On comprend alors que l'intelligence artificielle n'est pas qu'un enjeu industriel et sectoriel ou même un défi économique national pour la France autour de la question de sa compétitivité : l'intelligence artificielle, en raison de l'accélération de ses progrès et de ses applications potentielles, représente une révolution technologique majeure et globale susceptible non seulement de modifier nos économies et nos sociétés mais aussi de changer les rapports de forces internationaux ou de les amplifier de façon radicale.

1. Tirer les conséquences du fait que l'IA est d'abord américaine

Pour comprendre les questions de souveraineté liées à l'intelligence artificielle, il faut retenir les spécificités de la chaîne de valeur de ces technologies, abordées dans la première partie du présent rapport.

Le monde de l'IA générative est dominé par les États-Unis, on l'a vu. Et ce qui est vrai de l'IA générative est vrai de l'IA tout court. À l'échelle de l'histoire et de la géographie, l'IA est d'abord américaine.

Les États-Unis et ses Big Tech MAAAM (Microsoft, Apple, Alphabet, Amazon et Meta), dont les milliards de données ont facilité le développement du Deep Learning, sont également les leaders de l'infrastructure matérielle de l'IA, en voie de devenir l'actif le plus précieux dans cette compétition mondiale. C'est pourquoi il faut ajouter l'entreprise américaine Nvidia aux MAAAM, car plus encore que les données, c'est aujourd'hui l'amont de l'IA, cette industrie des semi-conducteurs et des processeurs, qui est devenu un enjeu de premier plan qui, certes, dépasse la seule filière de l'IA. Un chercheur américain a même fait de cette brique technologique le premier enjeu stratégique mondial189(*).

Le nouvel or noir, ce ne sont pas que les données, ce sont aussi de plus en plus les processeurs.
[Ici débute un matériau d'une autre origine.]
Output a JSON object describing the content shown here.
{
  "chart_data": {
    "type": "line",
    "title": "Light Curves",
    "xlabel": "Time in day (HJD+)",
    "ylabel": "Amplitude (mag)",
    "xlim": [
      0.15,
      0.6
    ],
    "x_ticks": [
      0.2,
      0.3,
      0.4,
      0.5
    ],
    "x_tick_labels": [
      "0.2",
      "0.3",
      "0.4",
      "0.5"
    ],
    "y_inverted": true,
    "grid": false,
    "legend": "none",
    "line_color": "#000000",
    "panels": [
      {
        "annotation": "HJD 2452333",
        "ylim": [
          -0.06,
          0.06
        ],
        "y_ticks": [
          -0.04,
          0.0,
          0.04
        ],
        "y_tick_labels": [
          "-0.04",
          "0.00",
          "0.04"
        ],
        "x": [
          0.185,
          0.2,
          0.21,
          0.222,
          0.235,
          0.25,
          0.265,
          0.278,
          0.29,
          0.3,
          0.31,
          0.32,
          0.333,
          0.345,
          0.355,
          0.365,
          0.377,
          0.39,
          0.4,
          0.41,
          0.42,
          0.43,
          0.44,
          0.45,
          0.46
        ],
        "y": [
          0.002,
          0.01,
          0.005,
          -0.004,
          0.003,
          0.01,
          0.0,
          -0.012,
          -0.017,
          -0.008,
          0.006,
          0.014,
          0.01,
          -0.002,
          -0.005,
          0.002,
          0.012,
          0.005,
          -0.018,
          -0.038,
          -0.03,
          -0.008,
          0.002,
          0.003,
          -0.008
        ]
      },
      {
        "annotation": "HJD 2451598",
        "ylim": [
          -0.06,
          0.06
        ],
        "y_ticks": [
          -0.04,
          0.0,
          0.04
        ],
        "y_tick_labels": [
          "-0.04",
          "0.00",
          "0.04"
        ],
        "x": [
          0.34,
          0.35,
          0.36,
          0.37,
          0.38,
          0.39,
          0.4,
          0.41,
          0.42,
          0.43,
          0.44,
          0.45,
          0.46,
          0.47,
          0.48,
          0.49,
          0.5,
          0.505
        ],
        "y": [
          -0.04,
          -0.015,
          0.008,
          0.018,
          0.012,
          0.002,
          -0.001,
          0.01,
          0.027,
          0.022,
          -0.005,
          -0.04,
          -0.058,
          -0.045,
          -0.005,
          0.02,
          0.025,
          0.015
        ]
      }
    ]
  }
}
La conception et la fabrication des cartes graphiques (graphics processing unit ou GPU), domaine hautement capitalistique, sont dominées par les entreprises américaines. Le leader mondial du secteur, Nvidia, conçoit les processeurs tandis que son fournisseur TSMC, société taïwanaise190(*) et principal fabriquant dans le monde avec plus de la moitié du marché, exécute les commandes de ses clients (qui sont, outre Nvidia, Apple, Intel, AMD, Qualcomm et autres...).

Or, les deux tiers des puces restent à ce jour fabriquées à Taïwan, ce chiffre étant même porté à plus de 90 % si l'on ne retient que les processeurs les plus puissants, dans un contexte où les risques de conflit ouvert entre la Chine et les États-Unis sont de plus en plus grands et où Taïwan est directement à la portée de la puissance militaire chinoise. La bataille pour le contrôle de cette industrie pourrait devenir une guerre ouverte.
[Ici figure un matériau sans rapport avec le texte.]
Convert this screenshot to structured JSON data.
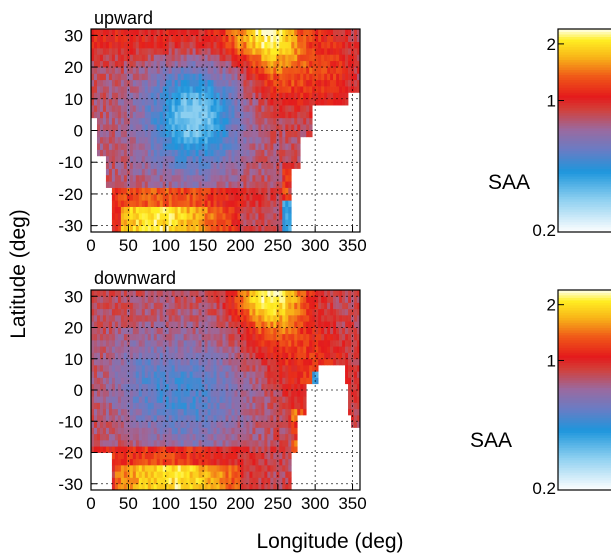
{
  "chart_data": [
    {
      "type": "heatmap",
      "title": "upward",
      "xlabel": "Longitude (deg)",
      "ylabel": "Latitude (deg)",
      "xlim": [
        0,
        360
      ],
      "ylim": [
        -32,
        32
      ],
      "x_ticks": [
        0,
        50,
        100,
        150,
        200,
        250,
        300,
        350
      ],
      "y_ticks": [
        30,
        20,
        10,
        0,
        -10,
        -20,
        -30
      ],
      "grid": true,
      "annotation": "SAA",
      "colorbar": {
        "scale": "log",
        "min": 0.2,
        "max": 2.4,
        "ticks": [
          2,
          1,
          0.2
        ],
        "tick_labels": [
          "2",
          "1",
          "0.2"
        ]
      },
      "cell_size_deg": {
        "lon": 4,
        "lat": 2
      },
      "features": {
        "baseline": 0.8,
        "low_region": {
          "lon": 140,
          "lat": 5,
          "value": 0.45
        },
        "high_bands": [
          {
            "lon_range": [
              40,
              190
            ],
            "lat": -28,
            "value": 2.0
          },
          {
            "lon_range": [
              205,
              265
            ],
            "lat": 30,
            "value": 2.1
          }
        ],
        "saa_void": "lon 265-360 for lat below about 8, tapering west to lon 30 near lat 0 to -30"
      }
    },
    {
      "type": "heatmap",
      "title": "downward",
      "xlabel": "Longitude (deg)",
      "ylabel": "Latitude (deg)",
      "xlim": [
        0,
        360
      ],
      "ylim": [
        -32,
        32
      ],
      "x_ticks": [
        0,
        50,
        100,
        150,
        200,
        250,
        300,
        350
      ],
      "y_ticks": [
        30,
        20,
        10,
        0,
        -10,
        -20,
        -30
      ],
      "grid": true,
      "annotation": "SAA",
      "colorbar": {
        "scale": "log",
        "min": 0.2,
        "max": 2.4,
        "ticks": [
          2,
          1,
          0.2
        ],
        "tick_labels": [
          "2",
          "1",
          "0.2"
        ]
      },
      "cell_size_deg": {
        "lon": 4,
        "lat": 2
      },
      "features": {
        "baseline": 0.8,
        "low_region": {
          "lon": 130,
          "lat": -2,
          "value": 0.55
        },
        "high_bands": [
          {
            "lon_range": [
              40,
              190
            ],
            "lat": -28,
            "value": 2.0
          },
          {
            "lon_range": [
              215,
              270
            ],
            "lat": 30,
            "value": 2.1
          }
        ],
        "saa_void": "lon 270-350 below about lat 0, small void lon 0-30 near lat -25"
      }
    }
  ],
  "colorscale": [
    {
      "v": 0.2,
      "color": "#ffffff"
    },
    {
      "v": 0.3,
      "color": "#8ccff0"
    },
    {
      "v": 0.42,
      "color": "#1e96dc"
    },
    {
      "v": 0.55,
      "color": "#6a7cc4"
    },
    {
      "v": 0.7,
      "color": "#9a6aa0"
    },
    {
      "v": 0.9,
      "color": "#d2403a"
    },
    {
      "v": 1.05,
      "color": "#e41a1c"
    },
    {
      "v": 1.35,
      "color": "#f05a18"
    },
    {
      "v": 1.7,
      "color": "#f8b418"
    },
    {
      "v": 2.1,
      "color": "#ffee22"
    },
    {
      "v": 2.4,
      "color": "#ffffee"
    }
  ]
}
Depuis quelques années, les autorités américaines cherchent à rapatrier une part croissante de cette production sur leur sol, Donald Trump a même été accusé publiquement de vouloir « s'emparer du leader taïwanais des puces électroniques »191(*). Dans les faits, cette stratégie prend notamment la forme d'implantations d'usines sur le sol américain, à travers un dialogue avec TSMC. L'année dernière, sa filiale WaferTech a ainsi changé de nom et est devenue TSMC Washington dans le but de signifier ce nouvel ancrage américain du groupe192(*).
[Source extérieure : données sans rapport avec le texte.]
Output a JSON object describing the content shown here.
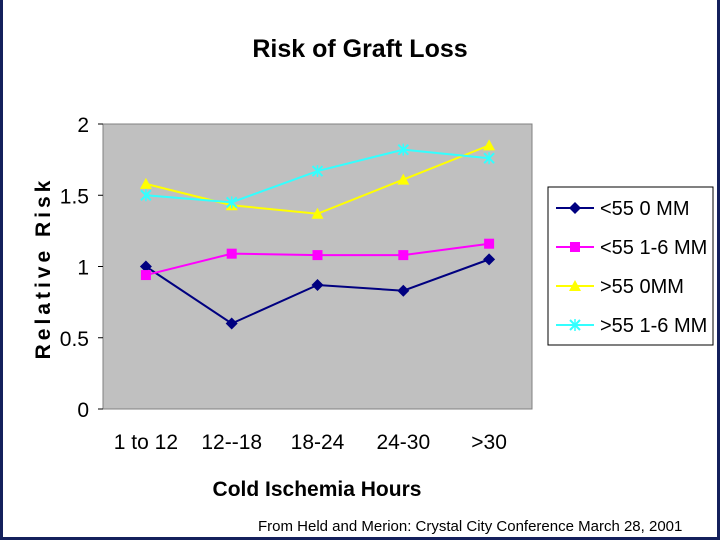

Cette guerre commerciale prend aussi la forme d'un embargo visant la Chine. En 2022, les États-Unis ont interdit à toute société américaine ou non américaine de fournir la Chine, en équipements ou logiciels qui comprendraient des technologies américaines. Cet embargo a empêché les entreprises chinoises d'importer les produits de TSMC ou de Nvidia. Le Président Biden a encore renforcé les mesures visant la Chine en décembre 2023, en bloquant l'exportation vers la Chine des machines de gravure de puces les plus sophistiquées du néerlandais ASML.

Grâce à leur taille et leur marché à échelle quasi continentale, les États-Unis sont actuellement la puissance hégémonique de l'intelligence artificielle, que seule la Chine peut chercher à défier. Les deux puissances ont pour objectif de devenir le pays le plus avancé dans le domaine de l'intelligence artificielle.

D'un côté, Jake Sullivan, conseiller à la sécurité nationale du Président Biden, affirmait en 2022 que « compte tenu de la nature fondamentale de certaines technologies, telles que les puces à logique et mémoire avancées, nous devons maintenir une avance aussi large que possible »193(*).

D'un autre côté, notamment d'après les réponses obtenues par vos rapporteurs auprès de l'ambassade de France en Chine, le gouvernement chinois vise à tirer les conséquences de cette volonté de domination américaine et mène donc une politique visant également à faire de son pays le premier pays du monde en matière d'intelligence artificielle, en possédant l'ensemble de la chaîne de valeur de l'IA sur son territoire d'ici 2030194(*).

Le président de Nvidia, Jensen Huang, juge qu'à l'avenir de nombreux pays s'efforceront de « construire leurs propres systèmes d'IA souverains pour rester compétitifs et traiter les données localement »195(*). La bataille mondiale pour la suprématie en IA dépendra de la capacité pour les États de disposer de la chaîne de valeur de l'IA sur leur sol, non pas seulement les modèles d'IA et leurs applications, mais tous les éléments permettant de soutenir ces technologies : les puces, les infrastructures de calcul, les data centers, etc.

2. La France et l'Europe, « colonies numériques », ont-elles déjà complètement perdu la course mondiale à l'IA ?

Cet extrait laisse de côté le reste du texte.